Reels Ads lassen sich sinnvoll mit anderen Platzierungen kombinieren. Wer bereits Stories oder Feed-Anzeigen bespielt, kann dieselbe Kernbotschaft in reels-gerechtem Schnitt ausspielen und über das Placement steuern, wo sie erscheint. Zum Testen verschiedener Hooks eignet sich ein strukturiertes Vorgehen mit mehreren Creative-Varianten, deren Ergebnisse gegen die Hook- und Completion-Rate gemessen werden. Für einen kompakten Praxisüberblick lohnt der Hootsuite-Leitfaden zu Instagram Reels.
Reels Ads im Vergleich zu anderen Werbeformaten
Innerhalb des Meta-Baukastens stehen Reels Ads neben statischen und mehrteiligen Formaten. Ein Carousel-Ad etwa erlaubt es, mehrere Produkte oder Argumente zum Durchwischen zu präsentieren, und eignet sich für Sortimente oder Schritt-für-Schritt-Botschaften — während das Reel auf eine einzige, in Bewegung erzählte Idee setzt. Die Wahl des Formats richtet sich nach Botschaft und Trichterstufe, nicht nach Mode.
Auf verwandten Plattformen existieren analoge Werbeformen für Kurzvideo, etwa Spark Ads im TikTok-Umfeld, die organische Beiträge als Anzeige verstärken. Der Grundgedanke ist überall derselbe: Werbung soll sich in den natürlichen Konsum von Kurzvideo einfügen statt ihn zu unterbrechen. Wer diese Logik verinnerlicht, produziert Creatives, die auf mehreren Kanälen mit geringer Anpassung funktionieren und so den Produktionsaufwand senken. Gegenüber statischen Bildanzeigen haben Reels den Vorteil, in wenigen Sekunden eine Geschichte oder eine Demonstration zu zeigen; gegenüber langen Videoformaten punkten sie mit der niedrigen Einstiegshürde, weil niemand sich auf eine lange Laufzeit einlassen muss.

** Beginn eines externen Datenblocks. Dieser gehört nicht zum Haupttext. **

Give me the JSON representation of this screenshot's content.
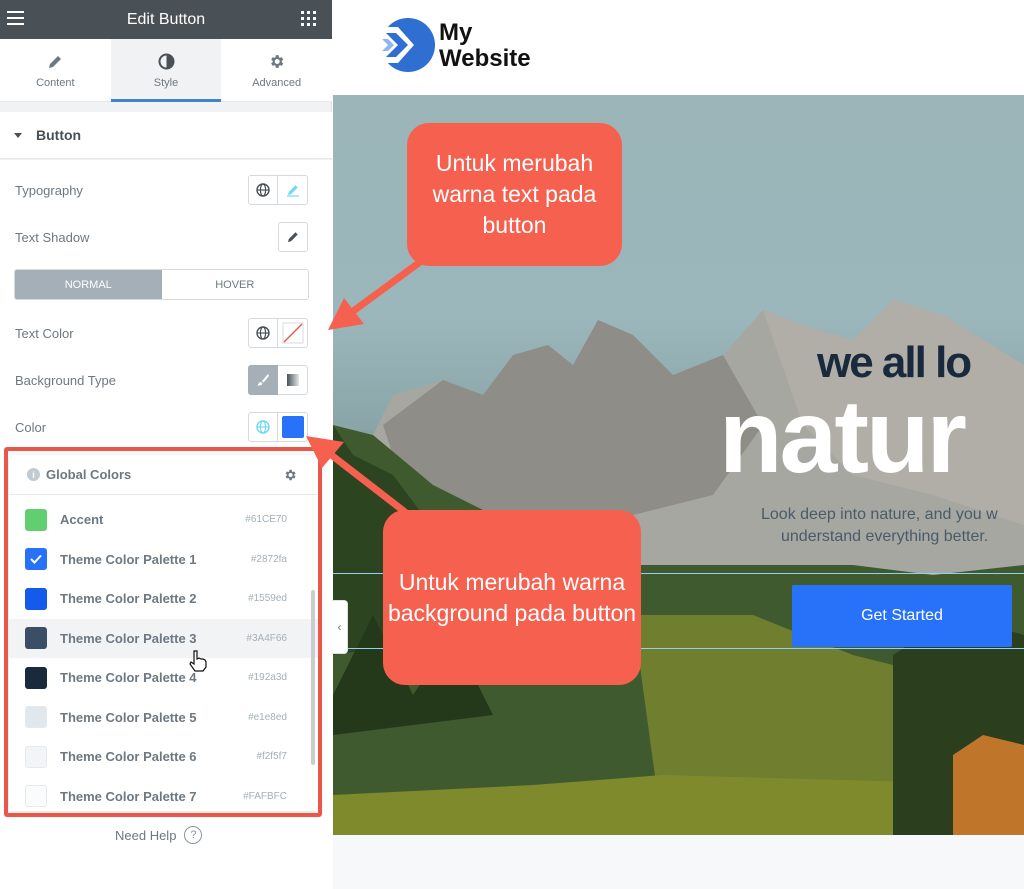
{
  "editor": {
    "title": "Edit Button",
    "tabs": [
      {
        "label": "Content",
        "icon": "pencil-icon"
      },
      {
        "label": "Style",
        "icon": "contrast-icon"
      },
      {
        "label": "Advanced",
        "icon": "gear-icon"
      }
    ],
    "section": "Button",
    "controls": {
      "typography": "Typography",
      "text_shadow": "Text Shadow",
      "normal": "NORMAL",
      "hover": "HOVER",
      "text_color": "Text Color",
      "background_type": "Background Type",
      "color": "Color"
    },
    "color_value": "#2872fa",
    "need_help": "Need Help",
    "need_help_icon": "?"
  },
  "global_colors": {
    "title": "Global Colors",
    "info_icon": "i",
    "items": [
      {
        "name": "Accent",
        "hex": "#61CE70",
        "color": "#61CE70"
      },
      {
        "name": "Theme Color Palette 1",
        "hex": "#2872fa",
        "color": "#2872fa",
        "selected": true
      },
      {
        "name": "Theme Color Palette 2",
        "hex": "#1559ed",
        "color": "#1559ed"
      },
      {
        "name": "Theme Color Palette 3",
        "hex": "#3A4F66",
        "color": "#3A4F66",
        "hovered": true
      },
      {
        "name": "Theme Color Palette 4",
        "hex": "#192a3d",
        "color": "#192a3d"
      },
      {
        "name": "Theme Color Palette 5",
        "hex": "#e1e8ed",
        "color": "#e1e8ed"
      },
      {
        "name": "Theme Color Palette 6",
        "hex": "#f2f5f7",
        "color": "#f2f5f7"
      },
      {
        "name": "Theme Color Palette 7",
        "hex": "#FAFBFC",
        "color": "#FAFBFC"
      }
    ]
  },
  "preview": {
    "brand_line1": "My",
    "brand_line2": "Website",
    "hero_small": "we all lo",
    "hero_big": "natur",
    "hero_sub1": "Look deep into nature, and you w",
    "hero_sub2": "understand everything better.",
    "cta": "Get Started"
  },
  "callouts": {
    "text_color": "Untuk merubah warna text pada button",
    "background": "Untuk merubah warna background pada button"
  },
  "colors": {
    "accent": "#f6614f",
    "primary": "#2872fa",
    "topbar": "#495157"
  }
}
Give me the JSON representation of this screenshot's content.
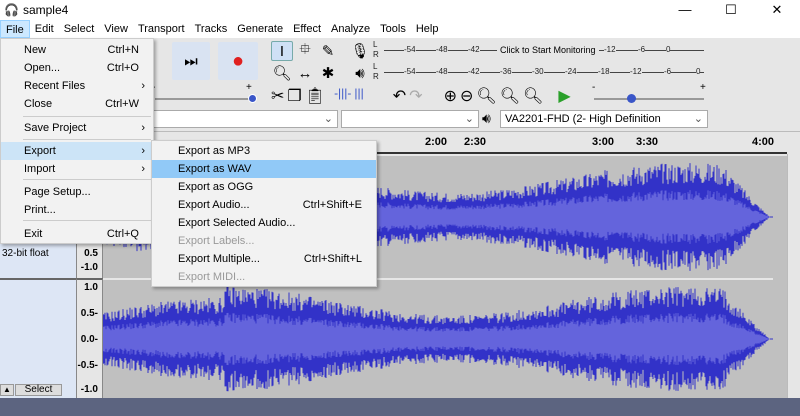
{
  "window": {
    "title": "sample4",
    "minimize": "—",
    "maximize": "☐",
    "close": "✕"
  },
  "menubar": [
    "File",
    "Edit",
    "Select",
    "View",
    "Transport",
    "Tracks",
    "Generate",
    "Effect",
    "Analyze",
    "Tools",
    "Help"
  ],
  "file_menu": [
    {
      "label": "New",
      "shortcut": "Ctrl+N"
    },
    {
      "label": "Open...",
      "shortcut": "Ctrl+O"
    },
    {
      "label": "Recent Files",
      "submenu": true
    },
    {
      "label": "Close",
      "shortcut": "Ctrl+W"
    },
    {
      "label": "Save Project",
      "submenu": true
    },
    {
      "label": "Export",
      "submenu": true,
      "active": true
    },
    {
      "label": "Import",
      "submenu": true
    },
    {
      "label": "Page Setup..."
    },
    {
      "label": "Print..."
    },
    {
      "label": "Exit",
      "shortcut": "Ctrl+Q"
    }
  ],
  "export_menu": [
    {
      "label": "Export as MP3"
    },
    {
      "label": "Export as WAV",
      "highlighted": true
    },
    {
      "label": "Export as OGG"
    },
    {
      "label": "Export Audio...",
      "shortcut": "Ctrl+Shift+E"
    },
    {
      "label": "Export Selected Audio..."
    },
    {
      "label": "Export Labels...",
      "disabled": true
    },
    {
      "label": "Export Multiple...",
      "shortcut": "Ctrl+Shift+L"
    },
    {
      "label": "Export MIDI...",
      "disabled": true
    }
  ],
  "meters": {
    "record_ticks": [
      "-54",
      "-48",
      "-42",
      "-18",
      "-12",
      "-6",
      "0"
    ],
    "record_prompt": "Click to Start Monitoring",
    "play_ticks": [
      "-54",
      "-48",
      "-42",
      "-36",
      "-30",
      "-24",
      "-18",
      "-12",
      "-6",
      "0"
    ],
    "channels": [
      "L",
      "R"
    ]
  },
  "slider": {
    "minus": "-",
    "plus": "+"
  },
  "device": {
    "output": "VA2201-FHD (2- High Definition"
  },
  "ruler": [
    "2:00",
    "2:30",
    "3:00",
    "3:30",
    "4:00"
  ],
  "track": {
    "format": "32-bit float",
    "select": "Select",
    "scale_top": [
      "0.5",
      "-1.0"
    ],
    "scale": [
      "1.0",
      "0.5-",
      "0.0-",
      "-0.5-",
      "-1.0"
    ]
  },
  "colors": {
    "wave": "#3232c8",
    "wave_rms": "#6464dc",
    "highlight": "#91c9f7"
  }
}
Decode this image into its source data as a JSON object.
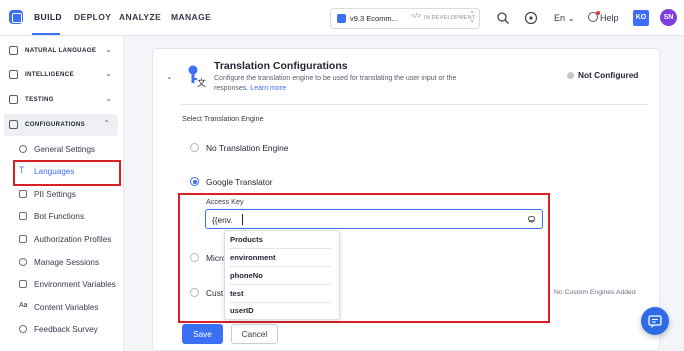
{
  "topbar": {
    "nav": [
      "BUILD",
      "DEPLOY",
      "ANALYZE",
      "MANAGE"
    ],
    "app_name": "v9.3 Ecomm...",
    "app_separator": "</>",
    "app_status": "IN DEVELOPMENT",
    "language": "En",
    "language_chevron": "⌄",
    "help": "Help",
    "user_initials": "KO",
    "profile_initials": "SN"
  },
  "sidebar": {
    "sections": [
      {
        "label": "NATURAL LANGUAGE",
        "icon": "natural-language-icon"
      },
      {
        "label": "INTELLIGENCE",
        "icon": "intelligence-icon"
      },
      {
        "label": "TESTING",
        "icon": "testing-icon"
      },
      {
        "label": "CONFIGURATIONS",
        "icon": "configurations-icon"
      }
    ],
    "items": [
      {
        "label": "General Settings",
        "icon": "settings-icon"
      },
      {
        "label": "Languages",
        "icon": "text-icon"
      },
      {
        "label": "PII Settings",
        "icon": "shield-icon"
      },
      {
        "label": "Bot Functions",
        "icon": "function-icon"
      },
      {
        "label": "Authorization Profiles",
        "icon": "lock-icon"
      },
      {
        "label": "Manage Sessions",
        "icon": "clock-icon"
      },
      {
        "label": "Environment Variables",
        "icon": "variables-icon"
      },
      {
        "label": "Content Variables",
        "icon": "content-icon"
      },
      {
        "label": "Feedback Survey",
        "icon": "feedback-icon"
      }
    ]
  },
  "main": {
    "title": "Translation Configurations",
    "description": "Configure the translation engine to be used for translating the user input or the responses.",
    "learn_more": "Learn more",
    "status": "Not Configured",
    "engine_label": "Select Translation Engine",
    "options": {
      "none": "No Translation Engine",
      "google": "Google Translator",
      "microsoft": "Micro",
      "custom": "Cust"
    },
    "access_key_label": "Access Key",
    "access_key_value": "{{env.",
    "dropdown": [
      "Products",
      "environment",
      "phoneNo",
      "test",
      "userID"
    ],
    "no_custom": "No Custom Engines Added",
    "save": "Save",
    "cancel": "Cancel"
  },
  "colors": {
    "accent": "#3b6ff5",
    "highlight": "#d92027"
  }
}
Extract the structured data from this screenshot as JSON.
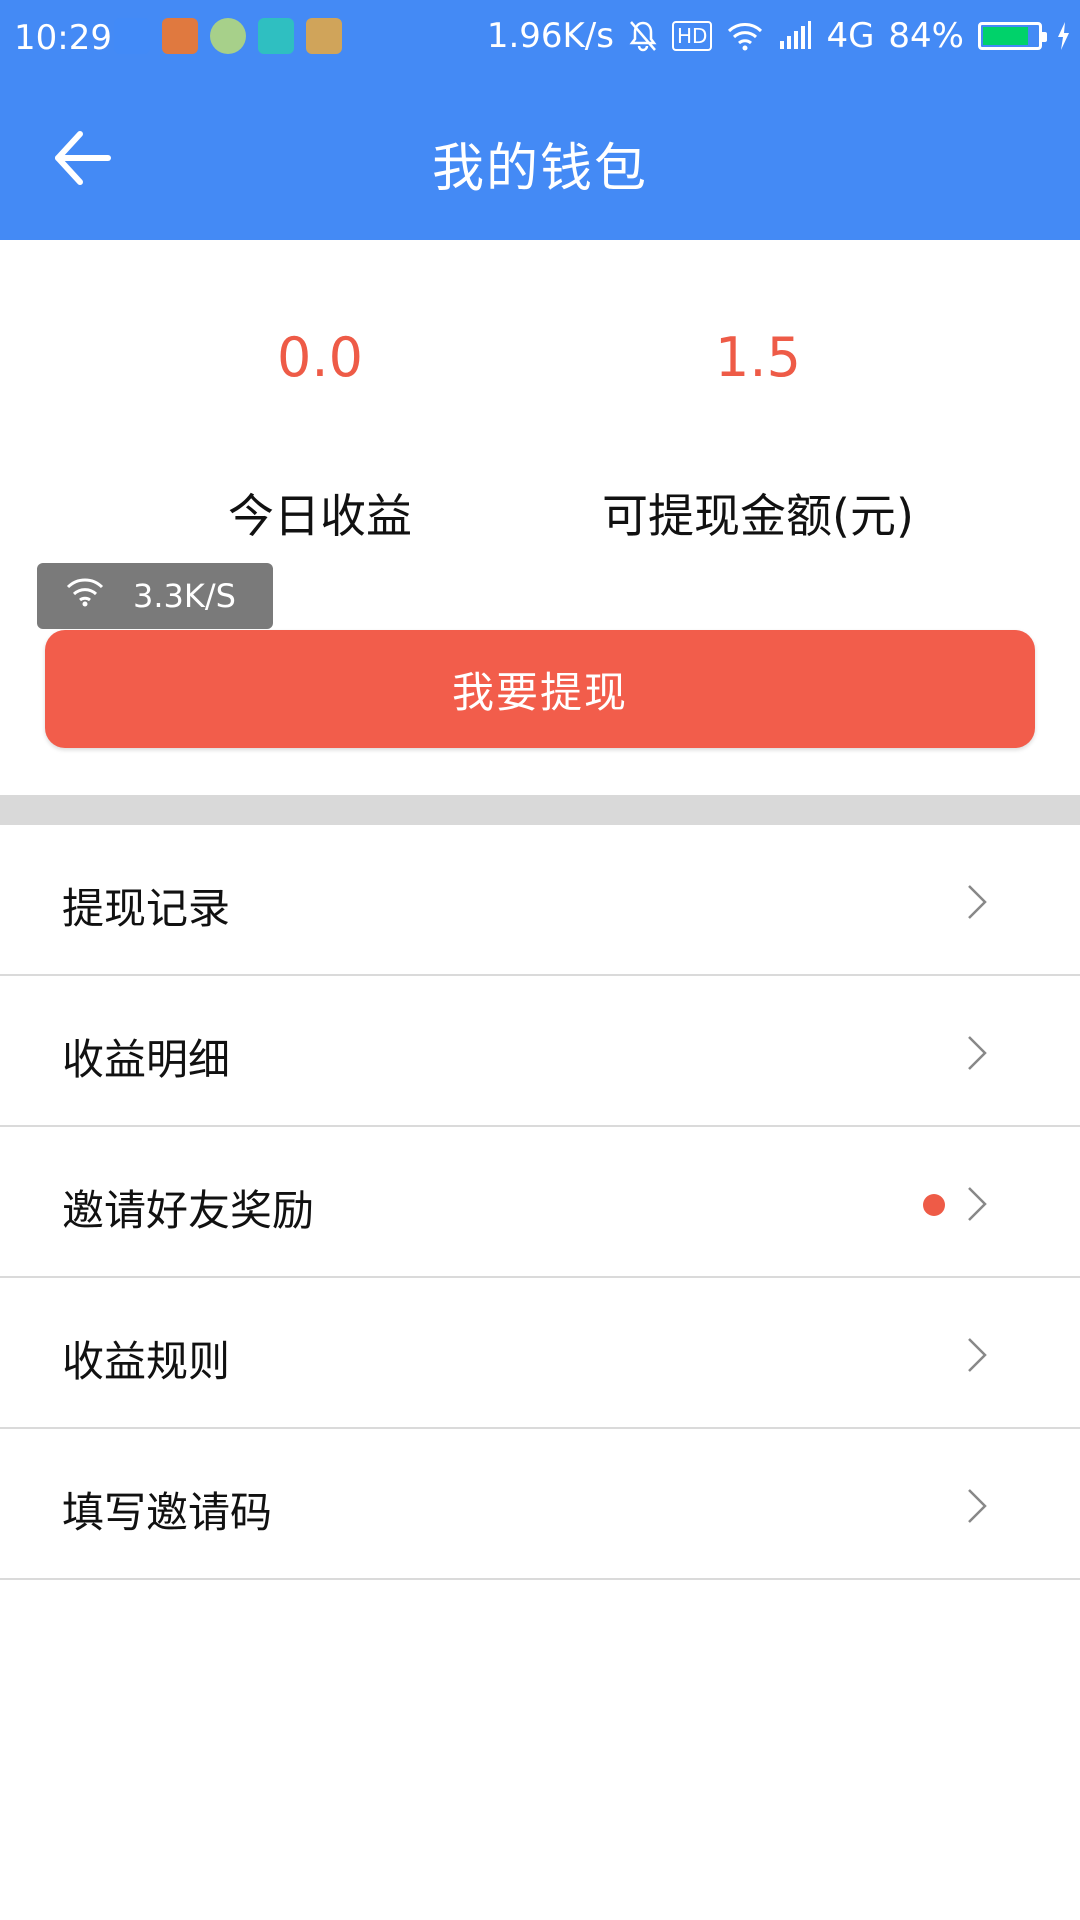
{
  "status_bar": {
    "time": "10:29",
    "network_speed": "1.96K/s",
    "hd_label": "HD",
    "network_type": "4G",
    "battery_percent": "84%",
    "battery_level": 0.84,
    "notification_icons": [
      {
        "icon": "app-notification-icon",
        "color": "#3D8CFF"
      },
      {
        "icon": "app-notification-icon",
        "color": "#E0793F"
      },
      {
        "icon": "app-notification-icon",
        "color": "#A7D08A"
      },
      {
        "icon": "app-notification-icon",
        "color": "#2FBFC1"
      },
      {
        "icon": "app-notification-icon",
        "color": "#D0A45A"
      }
    ]
  },
  "header": {
    "title": "我的钱包",
    "back_icon": "arrow-left-icon"
  },
  "summary": {
    "today_earnings_value": "0.0",
    "today_earnings_label": "今日收益",
    "withdrawable_value": "1.5",
    "withdrawable_label": "可提现金额(元)"
  },
  "speed_badge": {
    "text": "3.3K/S"
  },
  "withdraw_button": {
    "label": "我要提现"
  },
  "menu": {
    "items": [
      {
        "label": "提现记录",
        "badge": false
      },
      {
        "label": "收益明细",
        "badge": false
      },
      {
        "label": "邀请好友奖励",
        "badge": true
      },
      {
        "label": "收益规则",
        "badge": false
      },
      {
        "label": "填写邀请码",
        "badge": false
      }
    ]
  },
  "colors": {
    "primary": "#448AF5",
    "accent": "#F25D4B",
    "value_text": "#EE5B47"
  }
}
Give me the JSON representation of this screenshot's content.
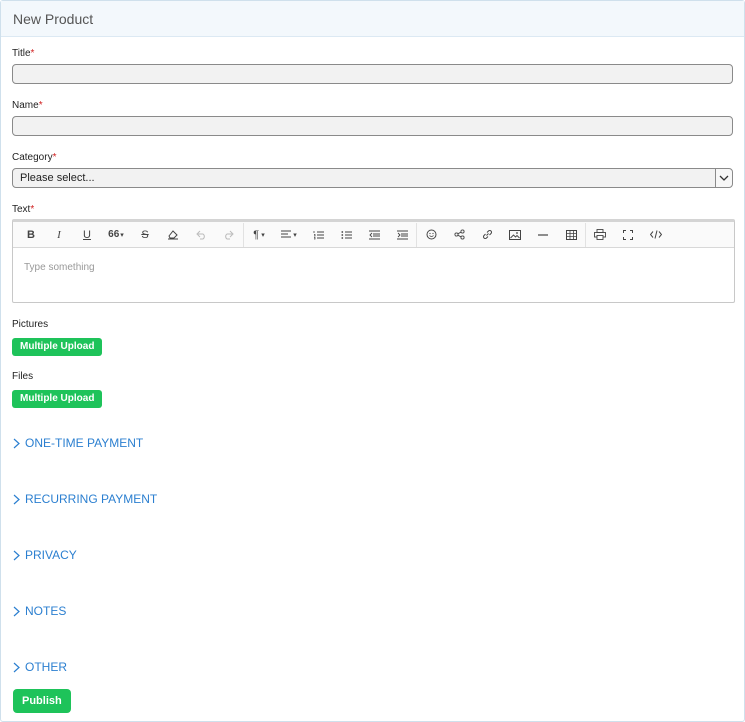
{
  "header": {
    "title": "New Product"
  },
  "fields": {
    "title": {
      "label": "Title",
      "required": "*",
      "value": ""
    },
    "name": {
      "label": "Name",
      "required": "*",
      "value": ""
    },
    "category": {
      "label": "Category",
      "required": "*",
      "selected": "Please select..."
    },
    "text": {
      "label": "Text",
      "required": "*",
      "placeholder": "Type something"
    }
  },
  "toolbar": {
    "buttons": [
      "bold-icon",
      "italic-icon",
      "underline-icon",
      "quote-icon",
      "strikethrough-icon",
      "eraser-icon",
      "undo-icon",
      "redo-icon",
      "paragraph-icon",
      "align-icon",
      "ordered-list-icon",
      "unordered-list-icon",
      "outdent-icon",
      "indent-icon",
      "emoji-icon",
      "share-icon",
      "link-icon",
      "image-icon",
      "horizontal-rule-icon",
      "table-icon",
      "print-icon",
      "fullscreen-icon",
      "code-icon"
    ],
    "glyphs": {
      "bold": "B",
      "italic": "I",
      "underline": "U",
      "quote": "66",
      "strike": "S"
    }
  },
  "pictures": {
    "label": "Pictures",
    "button": "Multiple Upload"
  },
  "files": {
    "label": "Files",
    "button": "Multiple Upload"
  },
  "sections": [
    {
      "label": "ONE-TIME PAYMENT"
    },
    {
      "label": "RECURRING PAYMENT"
    },
    {
      "label": "PRIVACY"
    },
    {
      "label": "NOTES"
    },
    {
      "label": "OTHER"
    }
  ],
  "actions": {
    "publish": "Publish"
  },
  "colors": {
    "accent_green": "#1ec35a",
    "link_blue": "#2b7fd0",
    "required_red": "#d01e1e"
  }
}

Grenzen, Abgrenzung und Ausblick
Reels Ads sind kein Allheilmittel. Für erklärungsbedürftige B2B-Angebote mit langer Entscheidungsphase eignen sie sich oft schlechter als textbasierte Formate, und die schnelle Abnutzung erzwingt einen kontinuierlichen Nachschub an Creatives. Auch die Messbarkeit einzelner Abschlüsse ist im datenschutzbeschränkten Umfeld schwieriger geworden, sodass Reichweiten- und Interaktionssignale an Gewicht gewinnen und die Erfolgsbeurteilung stärker auf aggregierte Kennzahlen setzt.
Im Format-Kontext stehen Reels Ads neben verwandten Kurzvideoformaten anderer Plattformen wie YouTube Shorts und den Instagram Ads insgesamt. Wer plattformübergreifend arbeitet, produziert Kurzvideos möglichst so, dass sie sich mit geringem Aufwand für mehrere Kanäle anpassen lassen. Der Trend zu vertikalem Kurzvideo dürfte anhalten, weshalb ein systematischer, datengetriebener Creative-Prozess dauerhaft wichtiger wird als der einzelne virale Zufallstreffer.